Many white South African citizens were also outraged at the government's actions in Soweto, and students from white universities marched in various parts of the country in protest to the killing of children. Workers went on strike and riots also broke out in townships in other cities in South Africa. Similar protests in Kagiso and Alexander led to police killing more people, 33 people died in various incidents in Port Elizabeth and 92 people had died in Cape Town during the months that followed . By year end more than 600 people had died. The continued clashes in the country and the shift in political consciousness resulted in acts of active citizenship that extended beyond the black communities. These acts led to economic instability in South Africa, and the devaluation of the rand, which left the apartheid government in a crisis.

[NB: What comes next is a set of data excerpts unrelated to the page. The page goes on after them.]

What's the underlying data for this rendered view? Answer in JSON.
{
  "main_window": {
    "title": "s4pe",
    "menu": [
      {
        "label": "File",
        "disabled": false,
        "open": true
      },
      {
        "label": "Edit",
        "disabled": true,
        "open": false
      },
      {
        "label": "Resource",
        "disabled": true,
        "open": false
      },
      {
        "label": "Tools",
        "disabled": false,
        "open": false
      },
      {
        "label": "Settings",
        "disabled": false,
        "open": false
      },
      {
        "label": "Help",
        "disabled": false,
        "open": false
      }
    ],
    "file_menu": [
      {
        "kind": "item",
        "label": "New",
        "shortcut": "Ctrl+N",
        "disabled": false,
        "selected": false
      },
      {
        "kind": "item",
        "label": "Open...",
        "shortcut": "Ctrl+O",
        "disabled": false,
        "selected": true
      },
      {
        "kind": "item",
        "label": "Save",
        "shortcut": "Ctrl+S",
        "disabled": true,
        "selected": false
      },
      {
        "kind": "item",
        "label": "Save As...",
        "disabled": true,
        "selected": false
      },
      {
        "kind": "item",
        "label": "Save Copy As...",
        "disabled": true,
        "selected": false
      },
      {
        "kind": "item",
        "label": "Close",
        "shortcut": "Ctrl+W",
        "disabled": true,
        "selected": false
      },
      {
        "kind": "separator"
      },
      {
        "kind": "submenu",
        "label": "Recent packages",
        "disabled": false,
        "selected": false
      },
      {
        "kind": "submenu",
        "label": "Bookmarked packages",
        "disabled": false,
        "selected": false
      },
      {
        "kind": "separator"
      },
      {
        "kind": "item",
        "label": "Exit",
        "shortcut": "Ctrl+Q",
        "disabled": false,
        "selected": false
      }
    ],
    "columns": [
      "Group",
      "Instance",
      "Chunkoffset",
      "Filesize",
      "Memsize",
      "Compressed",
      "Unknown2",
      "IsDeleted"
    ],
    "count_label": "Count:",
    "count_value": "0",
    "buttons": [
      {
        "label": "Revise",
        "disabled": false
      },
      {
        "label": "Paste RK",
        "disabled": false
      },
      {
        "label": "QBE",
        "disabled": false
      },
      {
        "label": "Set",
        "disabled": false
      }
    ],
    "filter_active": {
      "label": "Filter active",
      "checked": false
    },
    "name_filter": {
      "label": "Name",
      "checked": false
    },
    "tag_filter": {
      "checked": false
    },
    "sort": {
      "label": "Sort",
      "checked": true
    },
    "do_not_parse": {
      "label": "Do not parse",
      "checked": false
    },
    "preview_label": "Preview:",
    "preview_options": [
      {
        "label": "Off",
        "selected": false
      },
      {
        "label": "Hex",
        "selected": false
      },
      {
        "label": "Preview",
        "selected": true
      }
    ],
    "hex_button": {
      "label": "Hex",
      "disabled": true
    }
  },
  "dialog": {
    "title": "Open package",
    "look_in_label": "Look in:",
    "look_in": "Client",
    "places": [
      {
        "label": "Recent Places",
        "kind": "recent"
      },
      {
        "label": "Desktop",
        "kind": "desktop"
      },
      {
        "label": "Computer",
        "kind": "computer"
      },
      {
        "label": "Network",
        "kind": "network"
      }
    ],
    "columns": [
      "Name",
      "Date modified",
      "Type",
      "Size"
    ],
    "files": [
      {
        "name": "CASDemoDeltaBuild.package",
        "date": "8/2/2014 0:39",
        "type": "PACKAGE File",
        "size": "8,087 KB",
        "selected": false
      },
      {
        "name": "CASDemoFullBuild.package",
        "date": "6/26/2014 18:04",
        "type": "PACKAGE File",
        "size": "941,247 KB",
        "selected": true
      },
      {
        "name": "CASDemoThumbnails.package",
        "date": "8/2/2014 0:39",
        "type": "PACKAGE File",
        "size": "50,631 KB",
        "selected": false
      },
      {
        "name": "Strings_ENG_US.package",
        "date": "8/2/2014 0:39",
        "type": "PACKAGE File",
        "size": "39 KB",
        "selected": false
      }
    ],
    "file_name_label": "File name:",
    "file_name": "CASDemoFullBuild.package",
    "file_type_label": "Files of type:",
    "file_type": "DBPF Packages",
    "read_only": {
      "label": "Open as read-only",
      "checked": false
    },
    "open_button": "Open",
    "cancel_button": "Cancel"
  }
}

Although the Black Consciousness ideas had been essential for the protest action, further struggles against apartheid were carried out under the auspices of the existing liberation movements such as the African National Congress (ANC) and the Pan African Congress (PAC). These liberation movements had been banned by the apartheid government, but were fighting underground and operated from outside of South Africa, in Zimbabwe, Namibia, Tanzania and Angola etc. After the June 16 massacre, ANC exiles called for international action and more economic sanctions against South Africa and images of the riots spread, shocking millions all over the world. Sam Nzima's photograph of Hector Peterson brought down international criticism upon the Apartheid government, forcing it to consider shifting towards benign forms apartheid.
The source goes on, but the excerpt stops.